Design and Implementation of a Fair Credit-Based Bandwidth Sharing Scheme for Buses

Mladen Slijepcevic1,2, Carles Hernandez2, Jaume Abella2 and Francisco J. Cazorla2,3
1Universitat Politecnica de Catalunya (UPC), Spain
2Barcelona Supercomputing Center (BSC), Spain
3Spanish National Research Council (IIIA-CSIC), Spain

ABSTRACT


Fair arbitration in the access to hardware shared resources is fundamental to obtain low worst-case execution time (WCET) estimates in the context of critical real-time systems, for which performance guarantees are essential. Several hardware mechanisms exist for managing arbitration in those resources (buses, memory controllers, etc.). They typically attain fairness in terms of the number of slots each contender (e.g., core) gets granted access to the shared resource.

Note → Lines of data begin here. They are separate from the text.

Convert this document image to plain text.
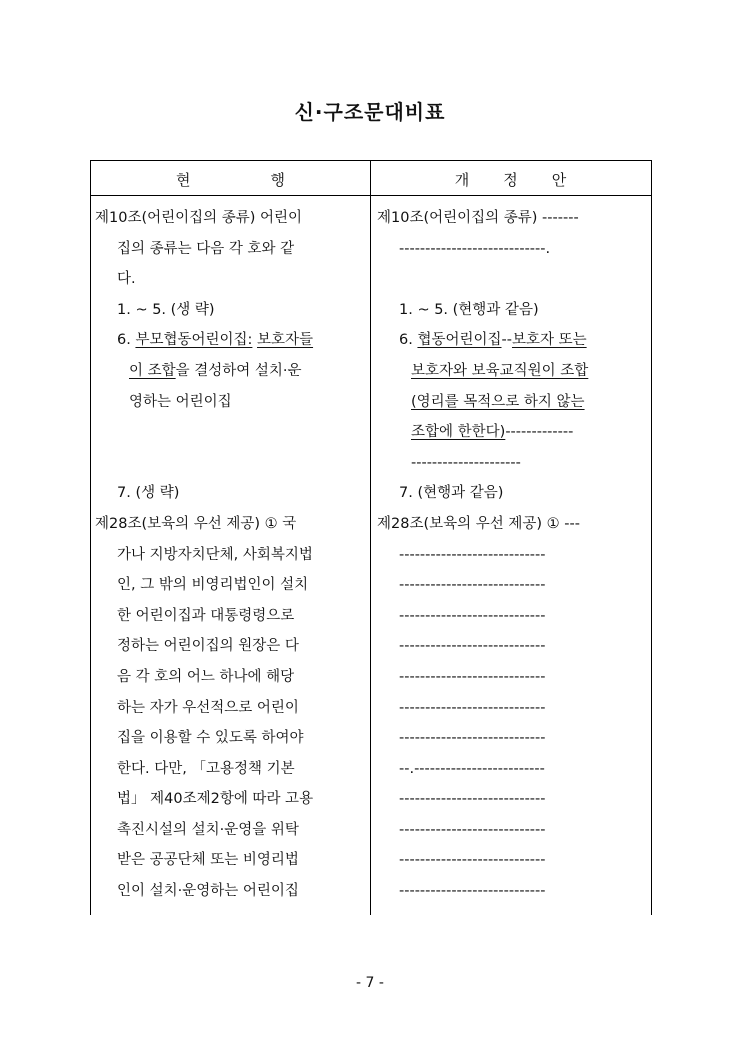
신·구조문대비표
현	행	개 정 안
제10조(어린이집의 종류) 어린이
집의 종류는 다음 각 호와 같
다.
1. ~ 5. (생 략)
6. 부모협동어린이집: 보호자들
이 조합을 결성하여 설치·운
영하는 어린이집
7. (생 략)
제28조(보육의 우선 제공) ① 국
가나 지방자치단체, 사회복지법
인, 그 밖의 비영리법인이 설치
한 어린이집과 대통령령으로
정하는 어린이집의 원장은 다
음 각 호의 어느 하나에 해당
하는 자가 우선적으로 어린이
집을 이용할 수 있도록 하여야
한다. 다만, 「고용정책 기본
법」 제40조제2항에 따라 고용
촉진시설의 설치·운영을 위탁
받은 공공단체 또는 비영리법
인이 설치·운영하는 어린이집
제10조(어린이집의 종류) -------
----------------------------.
1. ~ 5. (현행과 같음)
6. 협동어린이집--보호자 또는
보호자와 보육교직원이 조합
(영리를 목적으로 하지 않는
조합에 한한다)-------------
---------------------
7. (현행과 같음)
제28조(보육의 우선 제공) ① ---
----------------------------
----------------------------
----------------------------
----------------------------
----------------------------
----------------------------
----------------------------
--.-------------------------
----------------------------
----------------------------
----------------------------
----------------------------
- 7 -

However, those policies may lead to unfair bandwidth allocations for workloads with contenders issuing short requests and contenders issuing long requests. We propose a Credit-Based Arbitration (CBA) mechanism that achieves fairness in the cycles each core is granted access to the resource rather than in the number of granted slots. Furthermore, we implement CBA as part of a LEON3 4-core processor for the Space domain in an FPGA proving the feasibility and good performance characteristics of the design by comparing it against other arbitration schemes.